14–17 Jun 2022
Europe/London timezone

‘Countering Violent Extremism’ in Europe: An Assemblage of Racialized Forgetting

15 Jun 2022, 15:00

Description

This paper analyses the establishment and implementation of CVE across Europe, revealing how programmes designed to prevent terrorism risk from emerging are enacted through systematic acts of forgetting. Examining the establishment of terrorism preemption programmes in the UK, Norway, and the Western Balkans, the paper articulates how significantly disastrous periods and moments of violence – “the Troubles”, the Utøya attack in 2011, and the Yugoslav Wars respectively – did not provoke CVE to be enacted, despite these episodes of violence being characterised by continuity rather than exceptionality.
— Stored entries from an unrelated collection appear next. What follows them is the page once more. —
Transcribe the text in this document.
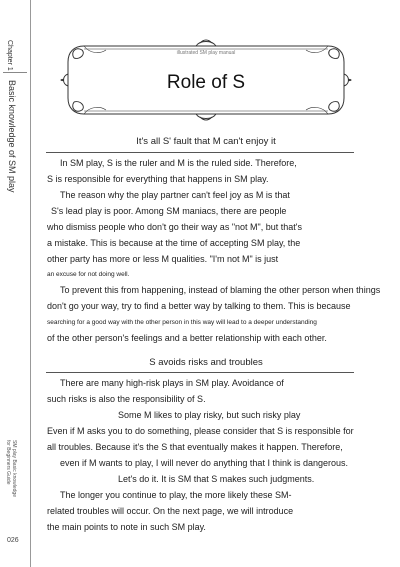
Chapter 1
Basic knowledge of SM play
SM play Basic knowledge
for Beginners Guide
026
illustrated SM play manual
Role of S
It's all S' fault that M can't enjoy it
In SM play, S is the ruler and M is the ruled side. Therefore,
S is responsible for everything that happens in SM play.
The reason why the play partner can't feel joy as M is that
S's lead play is poor. Among SM maniacs, there are people
who dismiss people who don't go their way as "not M", but that's
a mistake. This is because at the time of accepting SM play, the
other party has more or less M qualities. "I'm not M" is just
an excuse for not doing well.
To prevent this from happening, instead of blaming the other person when things
don't go your way, try to find a better way by talking to them. This is because
searching for a good way with the other person in this way will lead to a deeper understanding
of the other person's feelings and a better relationship with each other.
S avoids risks and troubles
There are many high-risk plays in SM play. Avoidance of
such risks is also the responsibility of S.
Some M likes to play risky, but such risky play
Even if M asks you to do something, please consider that S is responsible for
all troubles. Because it's the S that eventually makes it happen. Therefore,
even if M wants to play, I will never do anything that I think is dangerous.
Let's do it. It is SM that S makes such judgments.
The longer you continue to play, the more likely these SM-
related troubles will occur. On the next page, we will introduce
the main points to note in such SM play.
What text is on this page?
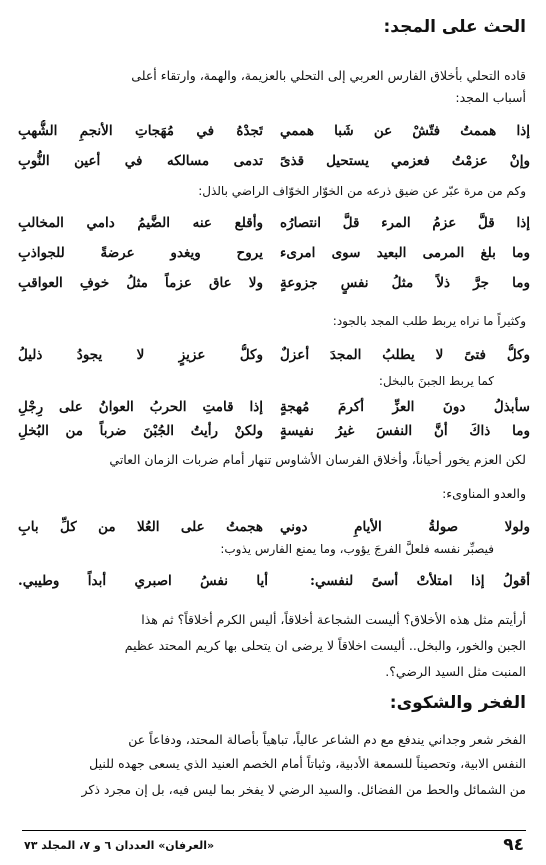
الحث على المجد:
قاده التحلي بأخلاق الفارس العربي إلى التحلي بالعزيمة، والهمة، وارتقاء أعلى
أسباب المجد:
إذا هممتُ فتّشْ عن شَبا هممي
تَجدْهُ في مُهَجاتِ الأنجمِ الشُّهبِ
وإنْ عزمْتُ فعزمي يستحيل قذىً
تدمى مسالكه في أعين النُّوبِ
وكم من مرة عبّر عن ضيق ذرعه من الخوّار الخوّاف الراضي بالذل:
إذا قلَّ عزمُ المرء قلَّ انتصارُه
وأقلع عنه الضَّيمُ دامي المخالبِ
وما بلغ المرمى البعيد سوى امرىء
يروح ويغدو عرضةً للجواذبِ
وما جرَّ ذلاً مثلُ نفسٍ جزوعةٍ
ولا عاق عزماً مثلُ خوفِ العواقبِ
وكثيراً ما نراه يربط طلب المجد بالجود:
وكلُّ فتىً لا يطلبُ المجدَ أعزلٌ
وكلُّ عزيزٍ لا يجودُ ذليلُ
كما يربط الجبنَ بالبخل:
سأبذلُ دونَ العزِّ أكرمَ مُهجةٍ
إذا قامتِ الحربُ العوانُ على رِجْلِ
وما ذاكَ أنَّ النفسَ غيرُ نفيسةٍ
ولكنْ رأيتُ الجُبْنَ ضرباً من البُخلِ
لكن العزم يخور أحياناً، وأخلاق الفرسان الأشاوس تنهار أمام ضربات الزمان العاتي
والعدو المناوىء:
ولولا صولةُ الأيامِ دوني
هجمتُ على العُلا من كلِّ بابِ
فيصبِّر نفسه فلعلَّ الفرجَ يؤوب، وما يمنع الفارس يذوب:
أقولُ إذا امتلأتْ أسىً لنفسي:
أيا نفسُ اصبري أبداً وطيبي.
أرأيتم مثل هذه الأخلاق؟ أليست الشجاعة أخلاقاً، أليس الكرم أخلاقاً؟ ثم هذا
الجبن والخور، والبخل.. أليست اخلاقاً لا يرضى ان يتحلى بها كريم المحتد عظيم
المنبت مثل السيد الرضي؟.
الفخر والشكوى:
الفخر شعر وجداني يندفع مع دم الشاعر عالياً، تباهياً بأصالة المحتد، ودفاعاً عن
النفس الابية، وتحصيناً للسمعة الأدبية، وثباتاً أمام الخصم العنيد الذي يسعى جهده للنيل
من الشمائل والحط من الفضائل. والسيد الرضي لا يفخر بما ليس فيه، بل إن مجرد ذكر
٩٤
«العرفان» العددان ٦ و ٧، المجلد ٧٣
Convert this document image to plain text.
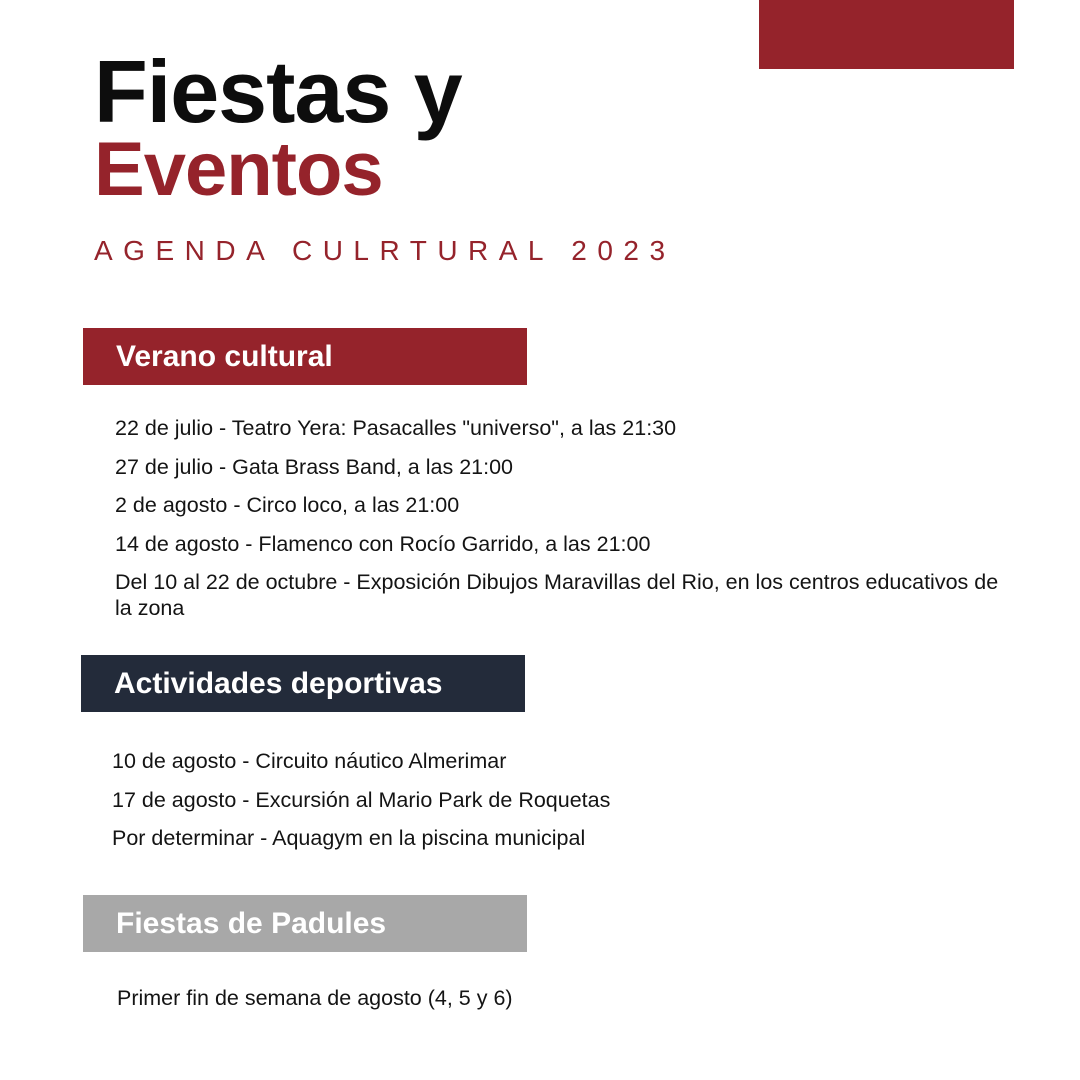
Fiestas y
Eventos
AGENDA CULRTURAL 2023
Verano cultural
22 de julio - Teatro Yera: Pasacalles "universo", a las 21:30
27 de julio - Gata Brass Band, a las 21:00
2 de agosto - Circo loco, a las 21:00
14 de agosto - Flamenco con Rocío Garrido, a las 21:00
Del 10 al 22 de octubre - Exposición Dibujos Maravillas del Rio, en los centros educativos de la zona
Actividades deportivas
10 de agosto - Circuito náutico Almerimar
17 de agosto - Excursión al Mario Park de Roquetas
Por determinar - Aquagym en la piscina municipal
Fiestas de Padules
Primer fin de semana de agosto (4, 5 y 6)
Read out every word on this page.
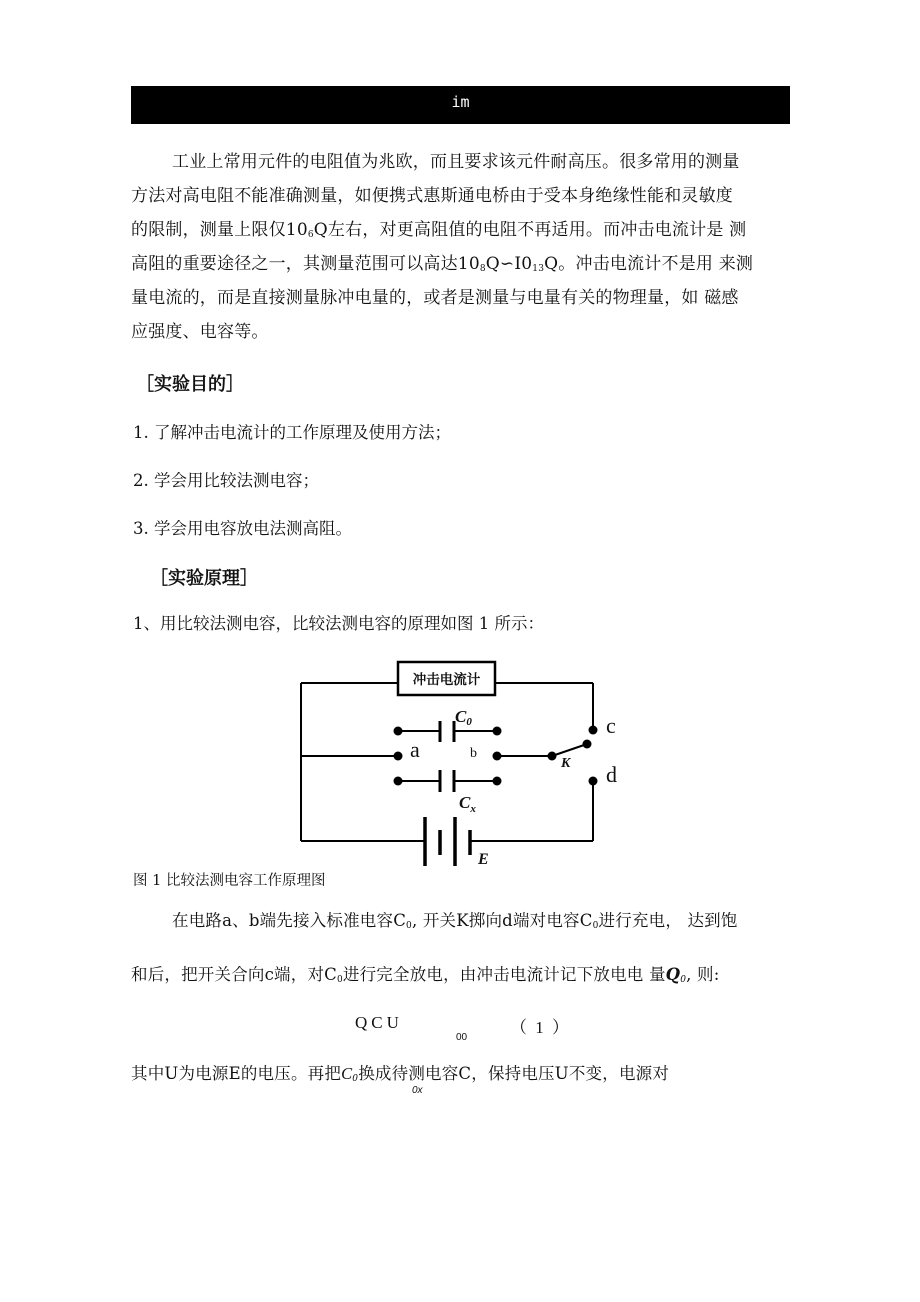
im
工业上常用元件的电阻值为兆欧，而且要求该元件耐高压。很多常用的测量
方法对高电阻不能准确测量，如便携式惠斯通电桥由于受本身绝缘性能和灵敏度
的限制，测量上限仅$10_6Q$左右，对更高阻值的电阻不再适用。而冲击电流计是 测
高阻的重要途径之一，其测量范围可以高达$10_8Q∽I0_{13}Q$。冲击电流计不是用 来测
量电流的，而是直接测量脉冲电量的，或者是测量与电量有关的物理量，如 磁感
应强度、电容等。
［实验目的］
1. 了解冲击电流计的工作原理及使用方法；
2. 学会用比较法测电容；
3. 学会用电容放电法测高阻。
［实验原理］
1、用比较法测电容，比较法测电容的原理如图 1 所示：
冲击电流计
C0
a	b
c
d
K
$C_x$
E
图 1 比较法测电容工作原理图
在电路a、b端先接入标准电容$C_0$, 开关K掷向d端对电容$C_0$进行充电， 达到饱
和后，把开关合向c端，对$C_0$进行完全放电，由冲击电流计记下放电电 量$Q_0$, 则:
QCU
00
（ 1 ）
其中U为电源E的电压。再把$C_0$换成待测电容C，保持电压U不变，电源对
0x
Instead, the domain of CVE across Europe was established only after much smaller-scale violence perpetrated by, and the perceived threat of violence from, racialized Muslims. The paper also investigates how the racialized policy enactment of CVE is mapped onto the day-to-day implementation of such programmes, through analysis of 17 interviews with officials from the UK’s counter-radicalization strategy Prevent and its ‘de-radicalization’ intervention scheme Channel. The discussion argues that the policy paradigm of CVE is only able to be upheld by the consistent forgetting of systemic and White violence, which in turn enables much more destructive forms of violence (from environmental exploitation to austerity politics) to be situated as the norm.